Une des clés de la protection des données est la durée de leur conservation. Or les vérifications opérées par la Cnil ont montré que les syndicats ne maîtrisaient pas suffisamment les durées de conservation des données traitées. Par exemple, certaines organisations n’ont toujours pas défini de durée de conservation ou, lorsqu’elles l’ont fait, n’ont pas mis en place de mécanisme de purge permettant d’en assurer le respect.

Le conseil de la Cnil est le suivant : toujours définir des durées de conservation strictes, le cas échéant avec des mécanismes de purge automatique. La commission rappelle par ailleurs que « lorsque la personne n’est plus adhérente du syndicat, la conservation de ses données doit être justifiée par d’autres finalités que la gestion de son adhésion. Ces finalités peuvent par exemple être de nature probatoire (contentieux, obligations fiscales, etc.) statistique ou présentant un intérêt administratif, en particulier si l’ancien adhérent a exercé des fonctions au sein du syndicat ou en qualité de représentant syndical ».

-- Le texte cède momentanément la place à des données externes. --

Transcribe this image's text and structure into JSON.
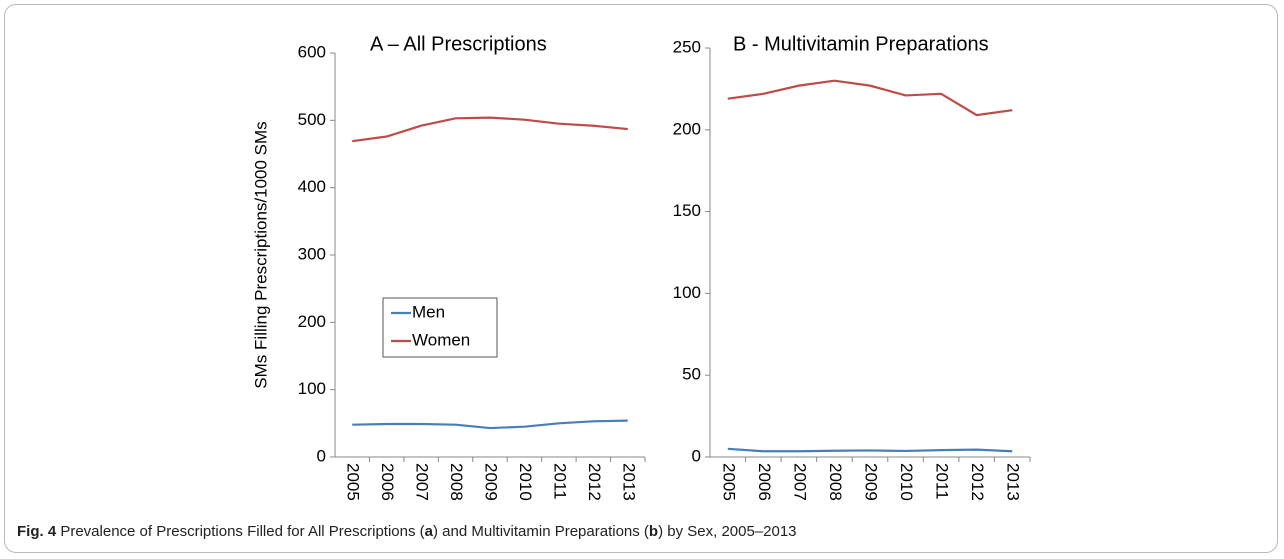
{
  "chart_data": [
    {
      "type": "line",
      "title": "A – All Prescriptions",
      "y_label": "SMs Filling Prescriptions/1000 SMs",
      "categories": [
        "2005",
        "2006",
        "2007",
        "2008",
        "2009",
        "2010",
        "2011",
        "2012",
        "2013"
      ],
      "series": [
        {
          "name": "Men",
          "color": "#4a7ebb",
          "values": [
            48,
            49,
            49,
            48,
            43,
            45,
            50,
            53,
            54
          ]
        },
        {
          "name": "Women",
          "color": "#be4b48",
          "values": [
            469,
            476,
            492,
            503,
            504,
            501,
            495,
            492,
            487
          ]
        }
      ],
      "ylim": [
        0,
        600
      ],
      "yticks": [
        0,
        100,
        200,
        300,
        400,
        500,
        600
      ],
      "grid": false,
      "legend": "left"
    },
    {
      "type": "line",
      "title": "B - Multivitamin Preparations",
      "categories": [
        "2005",
        "2006",
        "2007",
        "2008",
        "2009",
        "2010",
        "2011",
        "2012",
        "2013"
      ],
      "series": [
        {
          "color": "#4a7ebb",
          "values": [
            5,
            3.5,
            3.5,
            3.8,
            4,
            3.7,
            4.2,
            4.5,
            3.5
          ]
        },
        {
          "color": "#be4b48",
          "values": [
            219,
            222,
            227,
            230,
            227,
            221,
            222,
            209,
            212
          ]
        }
      ],
      "ylim": [
        0,
        250
      ],
      "yticks": [
        0,
        50,
        100,
        150,
        200,
        250
      ],
      "grid": false
    }
  ],
  "caption": [
    "Fig. 4",
    " Prevalence of Prescriptions Filled for All Prescriptions (",
    "a",
    ") and Multivitamin Preparations (",
    "b",
    ") by Sex, 2005–2013"
  ]
}
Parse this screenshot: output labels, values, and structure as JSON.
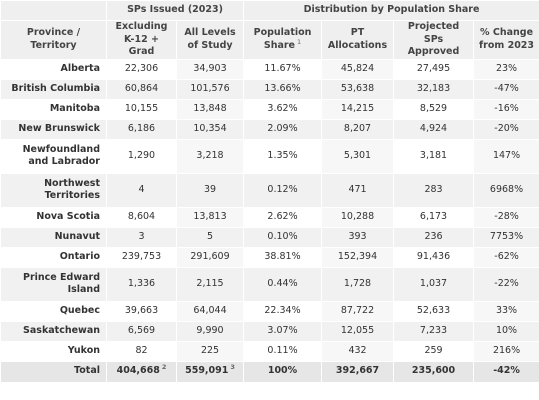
{
  "header": {
    "group_sps_issued": "SPs Issued (2023)",
    "group_distribution": "Distribution by Population Share",
    "columns": {
      "province": "Province / Territory",
      "excluding": "Excluding K-12 + Grad",
      "all_levels": "All Levels of Study",
      "population_share": "Population Share",
      "population_share_note": "1",
      "pt_allocations": "PT Allocations",
      "projected": "Projected SPs Approved",
      "change": "% Change from 2023"
    }
  },
  "rows": [
    {
      "province": "Alberta",
      "excluding": "22,306",
      "all_levels": "34,903",
      "population_share": "11.67%",
      "pt_allocations": "45,824",
      "projected": "27,495",
      "change": "23%"
    },
    {
      "province": "British Columbia",
      "excluding": "60,864",
      "all_levels": "101,576",
      "population_share": "13.66%",
      "pt_allocations": "53,638",
      "projected": "32,183",
      "change": "-47%"
    },
    {
      "province": "Manitoba",
      "excluding": "10,155",
      "all_levels": "13,848",
      "population_share": "3.62%",
      "pt_allocations": "14,215",
      "projected": "8,529",
      "change": "-16%"
    },
    {
      "province": "New Brunswick",
      "excluding": "6,186",
      "all_levels": "10,354",
      "population_share": "2.09%",
      "pt_allocations": "8,207",
      "projected": "4,924",
      "change": "-20%"
    },
    {
      "province": "Newfoundland and Labrador",
      "excluding": "1,290",
      "all_levels": "3,218",
      "population_share": "1.35%",
      "pt_allocations": "5,301",
      "projected": "3,181",
      "change": "147%"
    },
    {
      "province": "Northwest Territories",
      "excluding": "4",
      "all_levels": "39",
      "population_share": "0.12%",
      "pt_allocations": "471",
      "projected": "283",
      "change": "6968%"
    },
    {
      "province": "Nova Scotia",
      "excluding": "8,604",
      "all_levels": "13,813",
      "population_share": "2.62%",
      "pt_allocations": "10,288",
      "projected": "6,173",
      "change": "-28%"
    },
    {
      "province": "Nunavut",
      "excluding": "3",
      "all_levels": "5",
      "population_share": "0.10%",
      "pt_allocations": "393",
      "projected": "236",
      "change": "7753%"
    },
    {
      "province": "Ontario",
      "excluding": "239,753",
      "all_levels": "291,609",
      "population_share": "38.81%",
      "pt_allocations": "152,394",
      "projected": "91,436",
      "change": "-62%"
    },
    {
      "province": "Prince Edward Island",
      "excluding": "1,336",
      "all_levels": "2,115",
      "population_share": "0.44%",
      "pt_allocations": "1,728",
      "projected": "1,037",
      "change": "-22%"
    },
    {
      "province": "Quebec",
      "excluding": "39,663",
      "all_levels": "64,044",
      "population_share": "22.34%",
      "pt_allocations": "87,722",
      "projected": "52,633",
      "change": "33%"
    },
    {
      "province": "Saskatchewan",
      "excluding": "6,569",
      "all_levels": "9,990",
      "population_share": "3.07%",
      "pt_allocations": "12,055",
      "projected": "7,233",
      "change": "10%"
    },
    {
      "province": "Yukon",
      "excluding": "82",
      "all_levels": "225",
      "population_share": "0.11%",
      "pt_allocations": "432",
      "projected": "259",
      "change": "216%"
    }
  ],
  "total": {
    "label": "Total",
    "excluding": "404,668",
    "excluding_note": "2",
    "all_levels": "559,091",
    "all_levels_note": "3",
    "population_share": "100%",
    "pt_allocations": "392,667",
    "projected": "235,600",
    "change": "-42%"
  }
}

Sécuriser l’accès aux données des syndicalistes

Si les données des adhérents sont particulièrement sensibles, la Cnil relève néanmoins que leur protection n’est pas suffisamment sécurisée chez les syndicats. La bonne pratique consiste donc à définir des politiques de sécurité pour en garantir la confidentialité. Parmi les points à retenir :

  • Les données personnelles des adhérents ne doivent être accessibles qu’aux personnes ayant à en connaître.

  • L’échange des informations entre les différentes entités intervenant dans le traitement des données doit également être sécurisé, en chiffrant les transferts de données ou en protégeant par mot de passe les éventuels fichiers échangés.

  • La mise en œuvre de protection adéquates physiques (par exemple des armoires sécurisées) et logiques (restrictions d’accès informatiques, mots de passe sécurisés, etc.) est nécessaire.